Sebanyak 123 objek wisata di Jiangxi telah bergabung dalam kampanye pembacaan puisi ini, yang berlangsung mulai 15 Juni 2024 hingga 28 Februari 2025.
Jiangxi berniat memanfaatkan budaya tradisional China, yang diwakili oleh puisi, untuk menarik pengunjung dan memperkaya pengalaman perjalanan mereka, jelas Kuang Kai, seorang pejabat dari departemen kebudayaan dan pariwisata provinsi tersebut.
"Jiangxi sudah lama menjadi tanah yang kaya warisan puitis, dengan banyak penyair yang mewariskan ribuan syair selama berabad-abad. Pemilihan puisi-puisi itu disesuaikan untuk mencerminkan karakteristik budaya dan pariwisata yang unik dari setiap kota dan objek wisata," kata Kuang.
Semakin banyak objek wisata di China kini mengejar pengembangan jangka panjang dengan memanfaatkan kekayaan budaya. Pada paruh pertama tahun ini, lebih dari 32.000 wisatawan mendapatkan tiket gratis ke Paviliun Tengwang di Jiangxi dengan membacakan puisi "Pengantar ke Paviliun Tengwang" karya Wang Bo, seorang penyair dari era Dinasti Tang.
Di Qufu, Provinsi Shandong, tempat kelahiran filsuf terkemuka China Konfusius, pengunjung dapat menikmati tiket masuk gratis ke banyak situs bersejarah setelah menyelesaikan tes yang berhubungan dengan teks filosofis "Kumpulan Kutipan Filosofi Konfusius".
Mempelajari sastra klasik China menjadi tren yang populer di negara tersebut.
Kompetisi Puisi China yang ditayangkan di televisi, yang merupakan simbol dari kampanye itu, telah memikat para penonton selama bertahun-tahun.
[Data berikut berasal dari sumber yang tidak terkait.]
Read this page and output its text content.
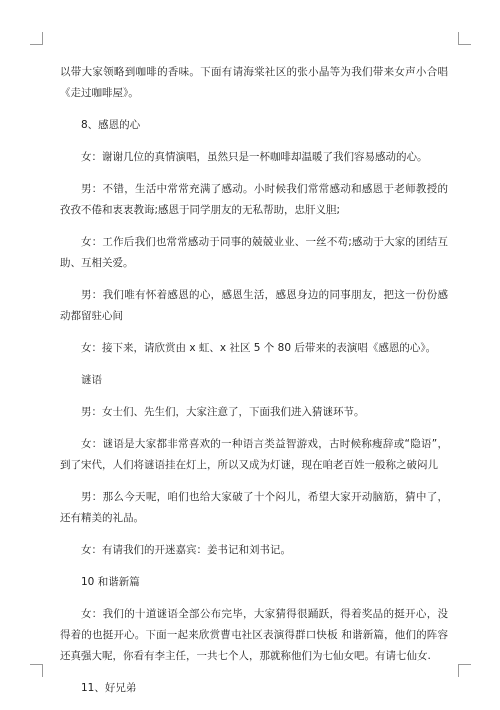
以带大家领略到咖啡的香味。下面有请海棠社区的张小晶等为我们带来女声小合唱《走过咖啡屋》。

8、感恩的心

女：谢谢几位的真情演唱，虽然只是一杯咖啡却温暖了我们容易感动的心。

男：不错，生活中常常充满了感动。小时候我们常常感动和感恩于老师教授的孜孜不倦和衷衷教诲;感恩于同学朋友的无私帮助，忠肝义胆;

女：工作后我们也常常感动于同事的兢兢业业、一丝不苟;感动于大家的团结互助、互相关爱。

男：我们唯有怀着感恩的心，感恩生活，感恩身边的同事朋友，把这一份份感动都留驻心间

女：接下来，请欣赏由 x 虹、x 社区 5 个 80 后带来的表演唱《感恩的心》。

谜语

男：女士们、先生们，大家注意了，下面我们进入猜谜环节。

女：谜语是大家都非常喜欢的一种语言类益智游戏，古时候称瘦辞或“隐语”， 到了宋代，人们将谜语挂在灯上，所以又成为灯谜，现在咱老百姓一般称之破闷儿

男：那么今天呢，咱们也给大家破了十个闷儿，希望大家开动脑筋，猜中了，还有精美的礼品。

女：有请我们的开迷嘉宾：姜书记和刘书记。

10 和谐新篇

女：我们的十道谜语全部公布完毕，大家猜得很踊跃，得着奖品的挺开心，没得着的也挺开心。下面一起来欣赏曹屯社区表演得群口快板 和谐新篇，他们的阵容还真强大呢，你看有李主任，一共七个人，那就称他们为七仙女吧。有请七仙女.

11、好兄弟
Para peserta dari berbagai lapisan masyarakat, mulai dari ilmuwan, pelajar, petugas pengantar barang, petugas polisi, hingga pilot, memamerkan pengetahuan dan kecintaan mereka terhadap puisi klasik.
"Puisi klasik adalah gen budaya yang tertanam jauh di dalam darah masyarakat China. Karya-karya ini tidak hanya hidup sampai saat ini, tetapi juga terus memperkaya kehidupan spiritual masyarakat kontemporer dengan vitalitasnya yang abadi," kata Peng Min, seorang editor yang memenangkan Kompetisi Puisi China edisi kelima. "
Dalam sebuah wawancara dengan Xinhua, profesor di Universitas Peking Zhang Yiwu mengungkapkan keyakinannya bahwa kegiatan pembacaan puisi dapat mendorong para pengunjung, terutama kaum muda, untuk lebih mengapresiasi karya-karya klasik tradisional.
"Penghidupan kita telah meningkat secara signifikan, memungkinkan orang-orang untuk mengejar tujuan spiritual yang lebih tinggi," ujar Zhang.
Sambil berdiri di puncak Gunung Lushan dan menikmati pemandangan di sekitarnya, Liu bertanya-tanya apakah lebih dari 1.000 tahun yang lalu Li Bai juga mengalami hal yang sama, mendaki gunung di tengah hujan rintik-rintik dan mengagumi pemandangannya.
"Puisi selalu memberikan saya inspirasi yang tak terbatas untuk berani menjelajah dan bersemangat untuk benar-benar menjalani kehidupan," kata Liu.